If the 1952 Topps Mantle is a 9 like he says (“It’s a Mint, 60-40, 90-10 on the reverse”), the value in 2002 was about $100,000. The first sale on the PSA site was in 2006 for $282,587.50. The most recent price? $2.88 million. That’s an annual compounded rate of return of 16.5%.

Let’s assume the Aaron was the 1954 Topps rookie, also in “mint” condition, though ungraded “in a toploader.” According to PSA, the oldest price we have on that is $25,517 in 2007. The last auction price was $600,000. In 2002, ungraded, that’s about a $15,000 card. So the 1954 Aaron annual rate of return is 18.255%.

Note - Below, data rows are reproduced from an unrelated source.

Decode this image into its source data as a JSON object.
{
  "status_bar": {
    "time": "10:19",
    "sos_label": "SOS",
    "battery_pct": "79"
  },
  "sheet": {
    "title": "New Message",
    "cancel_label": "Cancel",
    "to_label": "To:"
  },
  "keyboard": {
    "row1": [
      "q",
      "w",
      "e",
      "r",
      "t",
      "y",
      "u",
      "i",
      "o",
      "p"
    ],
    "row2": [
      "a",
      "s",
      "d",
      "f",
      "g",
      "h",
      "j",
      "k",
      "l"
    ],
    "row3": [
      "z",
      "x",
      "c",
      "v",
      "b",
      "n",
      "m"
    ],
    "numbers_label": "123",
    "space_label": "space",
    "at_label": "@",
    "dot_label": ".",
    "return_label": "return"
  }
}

Willie Mays didn’t have his first O-Pee-Chee card until 1965. There are no sales in mint. We have a PSA 8 that sold for $2,313.99 in 2021. A 9 would be maybe 5-to-10 times that. Let’s call it $14,000 today. At the time, ungraded, maybe a $500 card. That’s a 16.354% annual return.

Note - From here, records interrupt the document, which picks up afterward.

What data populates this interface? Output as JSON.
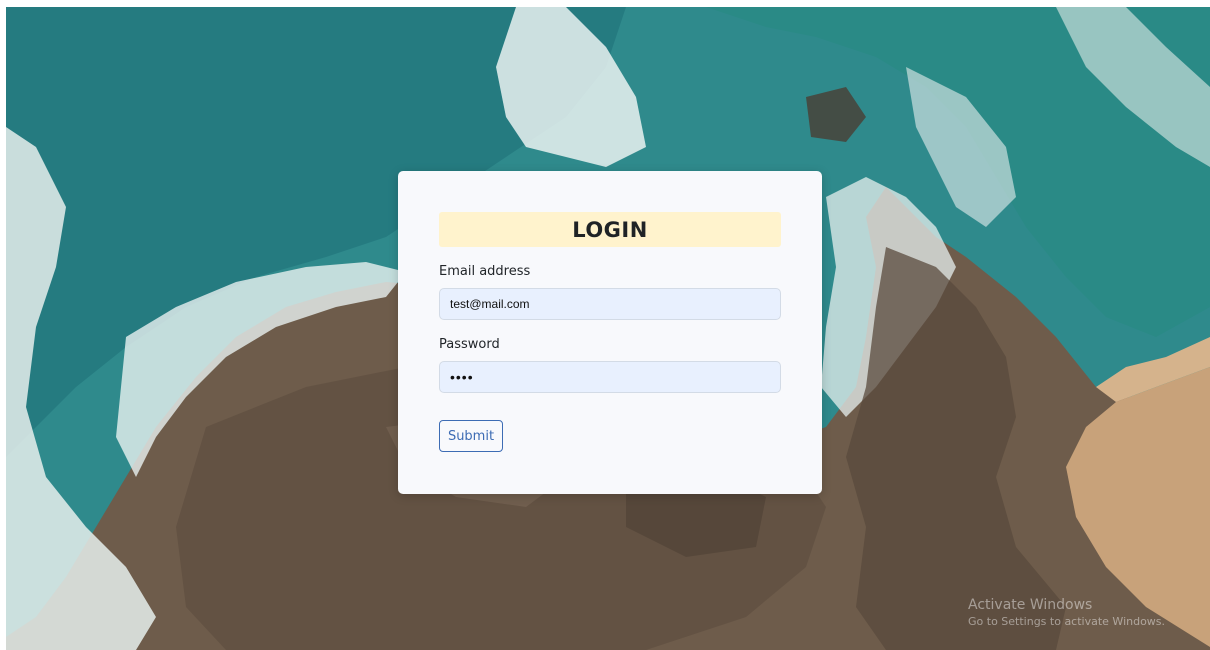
{
  "login": {
    "title": "LOGIN",
    "email_label": "Email address",
    "email_value": "test@mail.com",
    "password_label": "Password",
    "password_value": "••••",
    "submit_label": "Submit"
  },
  "watermark": {
    "title": "Activate Windows",
    "subtitle": "Go to Settings to activate Windows."
  },
  "colors": {
    "title_bar": "#fff3cd",
    "input_bg": "#e8f0fe",
    "submit_accent": "#3d6cb4",
    "card_bg": "#f8f9fc"
  }
}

The Jeter rookie, assuming it’s the 1993 short-print foil, was about $150 since he was barely Jeter then. It’s now about $200,000 in a PSA 10. Forget the autograph. That’s a 38.689% annual return. Here we see the windfall that we all seek when investing in modern cards. 

The value of the cards in the show’s 2002 timeframe is never mentioned by Mike when persuading Nacho to trade/return the cards. “You underestimated how attached that man was to those cards.”

Did Wormald, the eventual owner of Albuquerque’s Lazer Base, make a good deal in handing over his yellow “school bus for six-year-old pimps” in return for his cards? It was a decent one at the time, but spectacular now. Hummers, especially after they’re driven directly to the chop shop, do not appreciate in value. Baseball cards definitely do.